Üç ay içinde gelen yazılara dayanılarak kurucular, seçtikleri merkezin çevresinde sınırlarını çizerler. Çizdikleri bu sınır içine dışarıdan göç edenlerin sayısı eklenir, dışarıya gideceklerin sayısından çıkarıldığında oradaki nüfusun sayısı 3 bin ile 10 bin arasında olursa bucakları kurulmuş olur. Bu durum kurulmuş başka bir bucağın nüfusunu 3 binden aşağı düşürmemelidir.  Bucaklar bağımsız olup, istedikleri dilde sekiz yıllık ilk öğrenimlerini yaparlar. Bu öğrenim Kıbrıs ilinde geçerlidir. Kendileri yasalarını anayasalarına göre kendileri yaparlar. Yönetimi kendileri oluştururlar. Bucak yönetiminin izni olmadan ilin silahlı güçleri bucağa giremez.

İL YÖNETİMİ/   Madde 3- Elen, Türkiye veya İngiltere’de geçerli yüksek tahsil diplomasına sahip her Kıbrıslı, Kıbrıs’ta halkın ilmî temsilcisi olabilir. 15 yaşını doldurmuş her Kıbrıslıya bir ilmî dayanışma ortaklık belgesi verilir. Ad ve soyadları ile adreslerini doldurup kurucu adaylardan birinin temsilcisine verirler. Tüm ortakların 200’de birini ortak eden Kıbrıs İl Meclisi Üyesi olmuş olur. Bir temsilci tüm üyelerin 50’de birinden fazlasını temsil edemez. En az 5, en çok 20 temsilci birleşerek bir ilmî dayanışma ortaklığını kurmuş olur. İlmî dayanışma ortakları ilmî şûra oluşturur ve bir il başkanını sıralama usûlü ile seçerler.

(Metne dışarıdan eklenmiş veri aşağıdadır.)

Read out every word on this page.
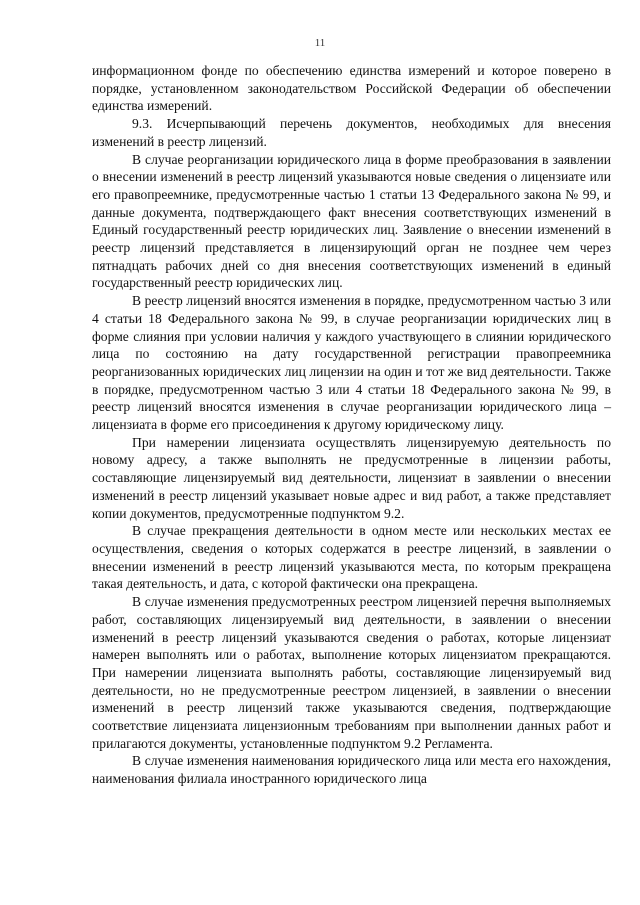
11

информационном фонде по обеспечению единства измерений и которое поверено в порядке, установленном законодательством Российской Федерации об обеспечении единства измерений.

9.3. Исчерпывающий перечень документов, необходимых для внесения изменений в реестр лицензий.

В случае реорганизации юридического лица в форме преобразования в заявлении о внесении изменений в реестр лицензий указываются новые сведения о лицензиате или его правопреемнике, предусмотренные частью 1 статьи 13 Федерального закона № 99, и данные документа, подтверждающего факт внесения соответствующих изменений в Единый государственный реестр юридических лиц. Заявление о внесении изменений в реестр лицензий представляется в лицензирующий орган не позднее чем через пятнадцать рабочих дней со дня внесения соответствующих изменений в единый государственный реестр юридических лиц.

В реестр лицензий вносятся изменения в порядке, предусмотренном частью 3 или 4 статьи 18 Федерального закона № 99, в случае реорганизации юридических лиц в форме слияния при условии наличия у каждого участвующего в слиянии юридического лица по состоянию на дату государственной регистрации правопреемника реорганизованных юридических лиц лицензии на один и тот же вид деятельности. Также в порядке, предусмотренном частью 3 или 4 статьи 18 Федерального закона № 99, в реестр лицензий вносятся изменения в случае реорганизации юридического лица – лицензиата в форме его присоединения к другому юридическому лицу.

При намерении лицензиата осуществлять лицензируемую деятельность по новому адресу, а также выполнять не предусмотренные в лицензии работы, составляющие лицензируемый вид деятельности, лицензиат в заявлении о внесении изменений в реестр лицензий указывает новые адрес и вид работ, а также представляет копии документов, предусмотренные подпунктом 9.2.

В случае прекращения деятельности в одном месте или нескольких местах ее осуществления, сведения о которых содержатся в реестре лицензий, в заявлении о внесении изменений в реестр лицензий указываются места, по которым прекращена такая деятельность, и дата, с которой фактически она прекращена.

В случае изменения предусмотренных реестром лицензией перечня выполняемых работ, составляющих лицензируемый вид деятельности, в заявлении о внесении изменений в реестр лицензий указываются сведения о работах, которые лицензиат намерен выполнять или о работах, выполнение которых лицензиатом прекращаются. При намерении лицензиата выполнять работы, составляющие лицензируемый вид деятельности, но не предусмотренные реестром лицензией, в заявлении о внесении изменений в реестр лицензий также указываются сведения, подтверждающие соответствие лицензиата лицензионным требованиям при выполнении данных работ и прилагаются документы, установленные подпунктом 9.2 Регламента.

В случае изменения наименования юридического лица или места его нахождения, наименования филиала иностранного юридического лица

İLÇELERİN TEŞKİLİ/   Madde 4- Başkan 5’ten az , 20’den fazla olmamak üzere bucakları birleştirerek onlara hizmet verecek bir ilçe merkez bucağını seçer. Bunlardan biri devlet merkez bucağı olacaktır. Bu bucak Lefkoşe’de olacaktır. Çevre ilçelere birer yönetici atar. Yöneticinin yedek subaylığını yapmış olması şarttır. Yöneticiler kendi ilçeleri dışındaki ilçelerden kendilerine siyasi dayanışma ortakları kaydederler. Bunlar iç güvenliğin sağlanması için bu ilçede hizmet vermek zorundadırlar. Bu hizmete katılmak istemeyenler bedel öderler. Bedelin miktarını başkan duruma göre belirler. Bedel değişse bile eski bedellilerin bedelleri değişmez. Kendisine tüm güvenlik hizmetine katılanların sayısının en az %5’i kadar güvenlik hizmeti ortağı bulmuşsa, yöneticiliği kesinleşmiş olur. Altı ay içinde yöneticiliğini kesinleştirmeyenlerin yöneticiliği düşer, başkan başka yönetici atar. İki sene içinde tüm yöneticilerin yöneticilikleri kesinleşmiş ise kendisinin de başkanlığı kesinleşir. Kesinleşmezse başkanlığı düşer, ilmî şûra yeni başkan atar. İlçe yöneticileri siyasî şûrayı oluştururlar.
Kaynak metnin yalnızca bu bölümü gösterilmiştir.